= Munich 1941 chess tournament =

The Second Europaturnier was held from 8 to 14 September 1941 in Munich. The event was organised by Ehrhardt Post, the Chief Executive of Nazi Grossdeutscher Schachbund. The First Europaturnier had taken place in Stuttgart in May 1939.

==Results==
The event was won by Gösta Stoltz, who scored a spectacular victory with 1½ points ahead of Alexander Alekhine and Erik Lundin. Stoltz won 1,000 Reichsmarks and received a trophy that was donated by Bavarian Ministerpräsident at the time Ludwig Siebert. The trophy was made of Meissen porcelain and worth close to $1,000.

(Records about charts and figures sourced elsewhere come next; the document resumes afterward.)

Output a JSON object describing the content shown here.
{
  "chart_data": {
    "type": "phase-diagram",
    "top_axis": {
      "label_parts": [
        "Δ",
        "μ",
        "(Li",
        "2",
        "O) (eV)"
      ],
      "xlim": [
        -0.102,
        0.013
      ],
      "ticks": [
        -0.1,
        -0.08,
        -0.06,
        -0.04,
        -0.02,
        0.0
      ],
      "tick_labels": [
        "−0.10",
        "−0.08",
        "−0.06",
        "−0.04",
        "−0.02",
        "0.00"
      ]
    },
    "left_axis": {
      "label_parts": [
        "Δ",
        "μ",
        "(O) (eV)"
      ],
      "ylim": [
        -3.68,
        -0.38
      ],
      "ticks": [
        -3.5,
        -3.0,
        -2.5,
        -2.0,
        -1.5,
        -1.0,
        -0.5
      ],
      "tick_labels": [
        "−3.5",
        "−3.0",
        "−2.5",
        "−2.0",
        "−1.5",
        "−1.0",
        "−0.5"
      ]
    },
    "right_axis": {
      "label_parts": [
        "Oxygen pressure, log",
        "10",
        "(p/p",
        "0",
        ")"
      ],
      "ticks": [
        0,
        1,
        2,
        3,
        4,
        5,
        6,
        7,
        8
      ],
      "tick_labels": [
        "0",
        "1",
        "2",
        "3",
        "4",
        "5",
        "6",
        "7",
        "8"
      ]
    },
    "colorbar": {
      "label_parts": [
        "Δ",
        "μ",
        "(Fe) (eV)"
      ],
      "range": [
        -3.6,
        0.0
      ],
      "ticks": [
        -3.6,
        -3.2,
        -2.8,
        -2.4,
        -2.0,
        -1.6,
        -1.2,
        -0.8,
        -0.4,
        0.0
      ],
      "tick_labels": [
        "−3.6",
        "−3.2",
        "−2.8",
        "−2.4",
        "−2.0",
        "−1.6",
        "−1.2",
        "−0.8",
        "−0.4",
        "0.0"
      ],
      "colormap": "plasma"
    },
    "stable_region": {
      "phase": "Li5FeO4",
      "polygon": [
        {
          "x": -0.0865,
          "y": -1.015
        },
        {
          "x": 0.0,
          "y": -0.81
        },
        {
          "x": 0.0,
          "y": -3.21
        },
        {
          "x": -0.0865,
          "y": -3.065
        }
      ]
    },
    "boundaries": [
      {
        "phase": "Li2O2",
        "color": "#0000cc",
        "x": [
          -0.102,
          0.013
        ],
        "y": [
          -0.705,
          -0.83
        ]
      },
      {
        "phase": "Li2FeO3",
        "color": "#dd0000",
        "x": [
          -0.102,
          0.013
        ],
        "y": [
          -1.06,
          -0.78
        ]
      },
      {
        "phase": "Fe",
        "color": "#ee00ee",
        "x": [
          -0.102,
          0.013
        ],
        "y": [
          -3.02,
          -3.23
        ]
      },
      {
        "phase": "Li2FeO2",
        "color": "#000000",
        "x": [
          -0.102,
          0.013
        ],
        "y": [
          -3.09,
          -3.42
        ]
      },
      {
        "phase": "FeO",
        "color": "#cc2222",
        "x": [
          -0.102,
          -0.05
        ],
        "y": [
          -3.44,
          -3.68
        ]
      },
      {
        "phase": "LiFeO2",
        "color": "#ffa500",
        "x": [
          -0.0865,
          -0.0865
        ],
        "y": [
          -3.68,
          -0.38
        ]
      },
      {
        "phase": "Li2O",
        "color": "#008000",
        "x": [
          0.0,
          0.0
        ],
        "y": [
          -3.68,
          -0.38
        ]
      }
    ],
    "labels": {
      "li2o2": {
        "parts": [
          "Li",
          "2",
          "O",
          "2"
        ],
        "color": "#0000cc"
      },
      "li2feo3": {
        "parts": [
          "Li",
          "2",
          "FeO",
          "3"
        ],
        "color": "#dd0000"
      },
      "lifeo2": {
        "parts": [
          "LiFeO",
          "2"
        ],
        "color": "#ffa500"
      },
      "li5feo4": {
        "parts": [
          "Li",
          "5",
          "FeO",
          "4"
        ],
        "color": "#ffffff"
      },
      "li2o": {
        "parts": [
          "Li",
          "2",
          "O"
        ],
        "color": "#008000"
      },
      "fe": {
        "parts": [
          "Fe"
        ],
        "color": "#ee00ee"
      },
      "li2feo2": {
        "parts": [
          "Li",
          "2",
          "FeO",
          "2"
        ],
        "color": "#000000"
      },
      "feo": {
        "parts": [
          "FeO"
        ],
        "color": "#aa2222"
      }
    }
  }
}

The results and standings:

#: Player; Country; 1; 2; 3; 4; 5; 6; 7; 8; 9; 10; 11; 12; 13; 14; 15; 16; Total
1: Gösta Stoltz; Sweden; x; ½; 1; 0; 1; 1; 1; ½; 1; ½; 1; 1; 1; ½; 1; 1; 12
2-3: Alexander Alekhine; France; ½; x; ½; 1; 0; 1; ½; 1; 1; 1; ½; ½; 0; 1; 1; 1; 10½
2-3: Erik Lundin; Sweden; 0; ½; x; 0; ½; 1; ½; 1; ½; 1; 1; 1; 1; 1; ½; 1; 10½
4: Efim Bogoljubow; Germany; 1; 0; 1; x; ½; 0; ½; ½; 0; 1; ½; 1; ½; 1; 1; 1; 9½
5-6: Bjørn Nielsen; Denmark; 0; 1; ½; ½; x; 1; ½; ½; 0; ½; 0; 1; ½; 1; 1; 1; 9
5-6: Kurt Richter; Germany; 0; 0; 0; 1; 0; x; ½; 0; 1; 1; 1; 1; 1; 1; 1; ½; 9
7: Jan Foltys; Germany (Protectorate of Bohemia and Moravia Bohemia and Moravia); 0; ½; ½; ½; ½; ½; x; 1; ½; 0; ½; 1; 1; 0; 1; ½; 8
8: Pál Réthy; Hungary; ½; 0; 0; ½; ½; 1; 0; x; 0; ½; ½; ½; 1; 1; ½; 1; 7½
9-10: Braslav Rabar; Independent State of Croatia; 0; 0; ½; 1; 1; 0; ½; 1; x; ½; 0; 0; ½; ½; 1; ½; 7
9-10: Georg Kieninger; Germany; ½; 0; 0; 0; ½; 0; 1; ½; ½; x; ½; 1; ½; ½; ½; 1; 7
11: Géza Füster; Hungary; 0; ½; 0; ½; 1; 0; ½; ½; 1; ½; x; 0; 1; 0; 0; 1; 6½
12: Paul Mross; Germany (General Government); 0; ½; 0; 0; 0; 0; 0; ½; 1; 0; 1; x; ½; 1; ½; 1; 6
13: Karel Opočenský; Germany (Protectorate of Bohemia and Moravia Bohemia and Moravia); 0; 1; 0; ½; ½; 0; 0; 0; ½; ½; 0; ½; x; ½; 1; ½; 5½
14-15: Ivan Vladimir Rohaček; Slovakia; ½; 0; 0; 0; 0; 0; 1; 0; ½; ½; 1; 0; ½; x; ½; 0; 4½
14-15: Nicolaas Cortlever; Netherlands; 0; 0; ½; 0; 0; 0; 0; ½; 0; ½; 1; ½; 0; ½; x; 1; 4½
16: Peter Leepin; Switzerland; 0; 0; 0; 0; 0; ½; ½; 0; ½; 0; 0; 0; ½; 1; 0; x; 3

==Max Euwe's rejection==
Former world champion Max Euwe declined the invitation due to "occupational obligations" as manager of a groceries business. He would later decline the invitation to a similar event, Salzburg 1942 chess tournament due to illness. It is speculated that the real motive was the invitation of Alexander Alekhine, who had written antisemitic articles. Among others, Alekhine had written about the "Jewish clique" around Euwe in the World Chess Championship 1935.